L’impressione generale è che la riforma vada avanti per compartimenti stagni, senza un quadro di insieme che faccia da collante, quel quadro di insieme che la Relazione Tremonti sul federalismo fiscale del 30 giugno avrebbe dovuto fornire. Sul piano della fiscalità regionale, lo schema di decreto non è rivoluzionario. Conferma il menù di tributi oggi disponibili alle Regioni: Irap, addizionale Irpef, compartecipazione Iva. Riconosce qualche spazio di manovrabilità aggiuntivo, ma allo stesso tempo, in modo vagamente schizofrenico, lo costringe sotto la cappa di quello che secondo il ministro Tremonti rimane l’obiettivo fondamentale del governo: “non aumentare la pressione fiscale generale”. Più in dettaglio, l’Irap è pienamente confermata almeno “fino alla data della sua sostituzione con altri tributi”, a conferma che questa imposta, pur non essendo nelle corde del governo, non è facilmente rimpiazzabile. Viene ampliato il margine di manovrabilità dell’aliquota da parte della Regione, ma soltanto verso il basso, fino al limite del totale azzeramento dell’imposta.

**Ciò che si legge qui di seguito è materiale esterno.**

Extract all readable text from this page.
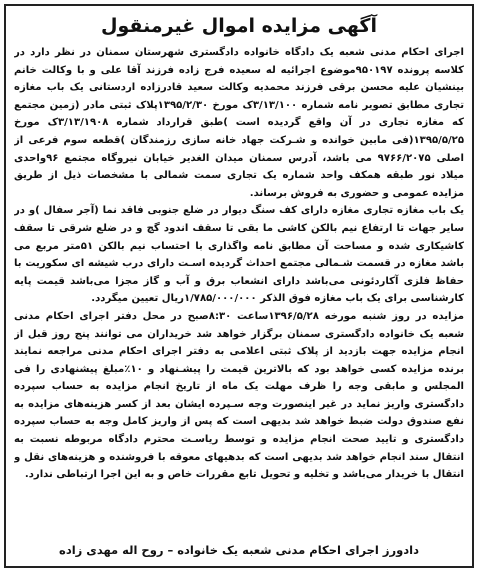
آگهی مزایده اموال غیرمنقول

اجرای احکام مدنی شعبه یک دادگاه خانواده دادگستری شهرستان سمنان در نظر دارد در کلاسه پرونده ۹۵۰۱۹۷موضوع اجرائیه له سعیده فرج زاده فرزند آقا علی و با وکالت خانم بینشیان علیه محسن برقی فرزند محمدیه وکالت سعید قادرزاده اردستانی یک باب مغازه تجاری مطابق تصویر نامه شماره ۳/۱۳/۱۰۰ک مورخ ۱۳۹۵/۲/۳۰پلاک ثبتی مادر (زمین مجتمع که مغازه تجاری در آن واقع گردیده است )طبق قرارداد شماره ۳/۱۳/۱۹۰۸ک مورخ ۱۳۹۵/۵/۲۵(فی مابین خوانده و شـرکت جهاد خانه سازی رزمندگان )قطعه سوم فرعی از اصلی ۹۷۶۶/۲۰۷۵ می باشد، آدرس سمنان میدان الغدیر خیابان نیروگاه مجتمع ۹۶واحدی میلاد نور طبقه همکف واحد شماره یک تجاری سمت شمالی با مشخصات ذیل از طریق مزایده عمومی و حضوری به فروش برساند.

یک باب مغازه تجاری مغازه دارای کف سنگ دیوار در ضلع جنوبی فاقد نما (آجر سفال )و در سایر جهات تا ارتفاع نیم بالکن کاشی ما بقی تا سقف اندود گچ و در ضلع شرقی تا سقف کاشیکاری شده و مساحت آن مطابق نامه واگذاری با احتساب نیم بالکن ۵۱متر مربع می باشد مغازه در قسمت شـمالی مجتمع احداث گردیده اسـت دارای درب شیشه ای سکوریت با حفاظ فلزی آکاردئونی می‌باشد دارای انشعاب برق و آب و گاز مجزا می‌باشد قیمت پایه کارشناسی برای یک باب مغازه فوق الذکر ۱/۷۸۵/۰۰۰/۰۰۰ریال تعیین میگردد.

مزایده در روز شنبه مورخه ۱۳۹۶/۵/۲۸ساعت ۸:۳۰صبح در محل دفتر اجرای احکام مدنی شعبه یک خانواده دادگستری سمنان برگزار خواهد شد خریداران می توانند پنج روز قبل از انجام مزایده جهت بازدید از پلاک ثبتی اعلامی به دفتر اجرای احکام مدنی مراجعه نمایند برنده مزایده کسی خواهد بود که بالاترین قیمت را پیشـنهاد و ۱۰٪مبلغ پیشنهادی را فی المجلس و مابقی وجه را ظرف مهلت یک ماه از تاریخ انجام مزایده به حساب سپرده دادگستری واریز نماید در غیر اینصورت وجه سـپرده ایشان بعد از کسر هزینه‌های مزایده به نفع صندوق دولت ضبط خواهد شد بدیهی است که پس از واریز کامل وجه به حساب سپرده دادگستری و تایید صحت انجام مزایده و توسط ریاسـت محترم دادگاه مربوطه نسبت به انتقال سند انجام خواهد شد بدیهی است که بدهیهای معوقه با فروشنده و هزینه‌های نقل و انتقال با خریدار می‌باشد و تخلیه و تحویل تابع مقررات خاص و به این اجرا ارتباطی ندارد.

دادورز اجرای احکام مدنی شعبه یک خانواده – روح اله مهدی زاده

Sul sistema perequativo delle Regioni lo schema di decreto aggiunge poco a quanto detto dalla legge delega sul federalismo fiscale. Scioglie qualche dubbio, non ne risolve altri, e suscita anche interrogativi aggiuntivi. Ad esempio, si prevede la cancellazione a partire dal 2013 di tutti i trasferimenti correnti che le Regioni attualmente erogano a favore dei propri Comuni.
Anche questi trasferimenti verranno puntualmente “fiscalizzati”, in specifico mediante una compartecipazione dei Comuni sull’addizionale regionale all’Irpef (di fatto una compartecipazione su un’altra compartecipazione!). Se, come previsto, il fondo perequativo delle Regioni verrà attivato nel 2014 (e quello dei Comuni addirittura nel 2016!) cosa succederà da qui a quella data? I trasferimenti statali alle Regioni sono soppressi dal 2012 e, come detto, sostituiti dall’addizionale Irpef all’aliquota base: cosa succederà di questi gettiti? Saranno attribuiti alla Regione fonte dei redditi senza alcuna forma di (pseudo)- perequazione?

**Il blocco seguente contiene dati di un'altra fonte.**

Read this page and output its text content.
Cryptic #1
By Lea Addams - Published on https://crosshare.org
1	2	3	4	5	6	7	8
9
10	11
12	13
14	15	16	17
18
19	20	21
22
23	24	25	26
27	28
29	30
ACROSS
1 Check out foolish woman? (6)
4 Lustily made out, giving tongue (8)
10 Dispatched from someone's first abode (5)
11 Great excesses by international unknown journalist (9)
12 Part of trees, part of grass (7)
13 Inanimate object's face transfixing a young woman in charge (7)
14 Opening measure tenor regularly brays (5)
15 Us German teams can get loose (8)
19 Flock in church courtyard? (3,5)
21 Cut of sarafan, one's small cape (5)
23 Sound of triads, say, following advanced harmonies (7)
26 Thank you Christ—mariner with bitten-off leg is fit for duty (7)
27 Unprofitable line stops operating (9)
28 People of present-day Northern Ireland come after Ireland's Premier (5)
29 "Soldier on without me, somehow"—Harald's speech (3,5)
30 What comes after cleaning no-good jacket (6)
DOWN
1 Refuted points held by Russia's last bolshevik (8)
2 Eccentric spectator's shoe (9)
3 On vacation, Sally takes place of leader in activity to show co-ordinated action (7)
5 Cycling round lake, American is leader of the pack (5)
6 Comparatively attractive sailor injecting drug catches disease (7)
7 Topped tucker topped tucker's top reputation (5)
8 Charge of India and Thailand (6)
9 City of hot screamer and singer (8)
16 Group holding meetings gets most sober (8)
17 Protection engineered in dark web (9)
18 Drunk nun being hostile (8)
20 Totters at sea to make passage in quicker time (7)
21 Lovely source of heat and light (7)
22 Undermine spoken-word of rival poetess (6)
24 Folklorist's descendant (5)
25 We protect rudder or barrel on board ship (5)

Ma il vero problema è la ulteriore assenza della riforma della seconda Camera (il “Senato delle regioni”), fondamentale per il riassetto complessivo di cui il nostro paese ha bisogno.
Non basta infatti aver proceduto ad un trasferimento di competenze legislative (riforma del Titolo V), al tentativo di trasferire quelle amministrative (carta delle autonomie, in discussione) e all’avvio del federalismo fiscale (con la legge delega 42 del 2009 e i primi decreti attuativi). Senza una seconda Camera in seno alla quale trovare una sintesi fra le istanze locali e quelle nazionali attraverso una ricomposizione degli interessi e degli eventuali conflitti fra i diversi livelli interessati, nella migliore delle ipotesi si rischia di procedere con un neocentralismo di fatto che violenta e umilia qualsiasi velleità da parte delle autonomie locali e delle regioni.
Se la struttura ordinamentale è così debole quello che rischiamo di vedere attuato è un federalismo fiscale dei forti in barba all’equilibrio fra i diversi livelli istituzionali. Un federalismo fiscale in cui vedremo applicato un altro “articolo quinto”, quello per cui chi ha i soldi vince sempre. A questo punto, per il bene del paese, è responsabile chiedersi se il gioco di continuare su questa strada vale la candela.